Es muss also auch weiterhin konstatiert werden, dass eine vergleichende Studie von Notarztsystemen deutscher Prägung und Paramedicsystemen angelsächsischer Prägung immer noch fehlt.

 

Zusammenfassung der Ergebnisse

 

Die flächendeckende Versorgung jedes Notfallpatienten im Rahmen des öffentlich-rechtlichen Rettungsdienstes durch einen Notarzt ist in Deutschland nicht mehr gewährleistet. Das System existiert in weiten Teilen des Landes faktisch nicht mehr und ist auch zukünftig in der bisherigen Form nicht aufrecht zu erhalten, weil noch nicht einmal der personelle Mehrbedarf für die originären klinischen Bereiche (15 000 bis 27 000 Ärzte bundesweit) gedeckt werden kann.

Da Notfallpatienten auch weiterhin auf der Basis des aktuellen Standes von Wissenschaft und Technik versorgt werden müssen, ist es unumgänglich, nach funktionsfähigen Alternativen zu suchen.

Der Zusammenbruch der Notarztsysteme bietet die Chance, erstmals auf der Basis rationaler Überlegungen und seriös erstellter Bedarfsanalysen ohne berufspolitisches Säbelrasseln, eine adäquate Versorgungsstruktur zu entwickeln.

Diese Chance darf nicht ein zweites Mal ungenutzt bleiben.

Die Auswertung von ca. 1 500 Notarzteinsätzen im Jahre 1996 und die Bestätigung der damaligen Ergebnisse durch den Vergleich mit den Zahlen aus dem Jahre 2006 zeigt deutlich, dass in nahezu allen Fällen eine adäquate Patientenversorgung auch ohne ärztliche Mitwirkung möglich gewesen wäre.

Es gibt keine juristischen Gründe, die gegen eine adäquate Patientenversorgung durch nicht ärztliches Rettungsdienstpersonal sprechen.

Sowohl aus sachlichen, wie auch aus wirtschaftlichen Erwägungen ist es zwingend erforderlich, dass sich jede Organisationsstruktur an den tatsächlichen Erfordernissen und den vorhandenen Ressourcen orientiert.
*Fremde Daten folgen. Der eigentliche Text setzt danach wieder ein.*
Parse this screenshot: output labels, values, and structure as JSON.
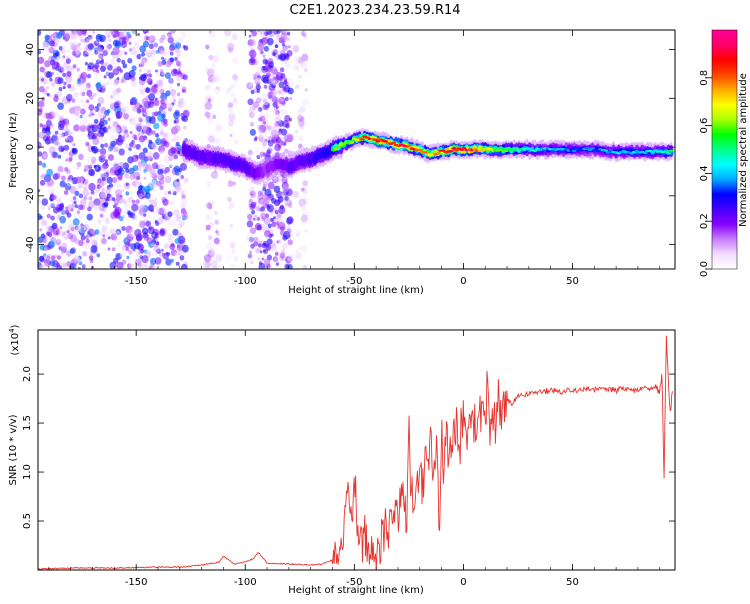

Hierbei ist die Suche nach dem Nächsten Effektiven Interventions Niveau die einzig vernünftige Planungsgrundlage.

Das Nächste Effektive Interventions Niveau für die Patientenversorgung im Rahmen des Öffentlich-Rechtlichen Rettungsdienstes ist das nicht ärztliche Rettungsdienstpersonal, durch welches bei entsprechender Gestaltung der Rahmenbedingungen, nahezu alle Erfordernisse abgedeckt werden können.

Für die seltenen Ausnahmefälle, für die ein Arzt am Notfallort hilfreich wäre, stellt der arztbesetzte Rettungshubschrauber nach wie vor die erste Alternative dar.

Sollte dieser nicht verfügbar sein, sollte nach dem N E I N Prinzip auf das ohnehin vorhandene und schon finanzierte flächendeckende System der Kassenärzte zurückgegriffen werden.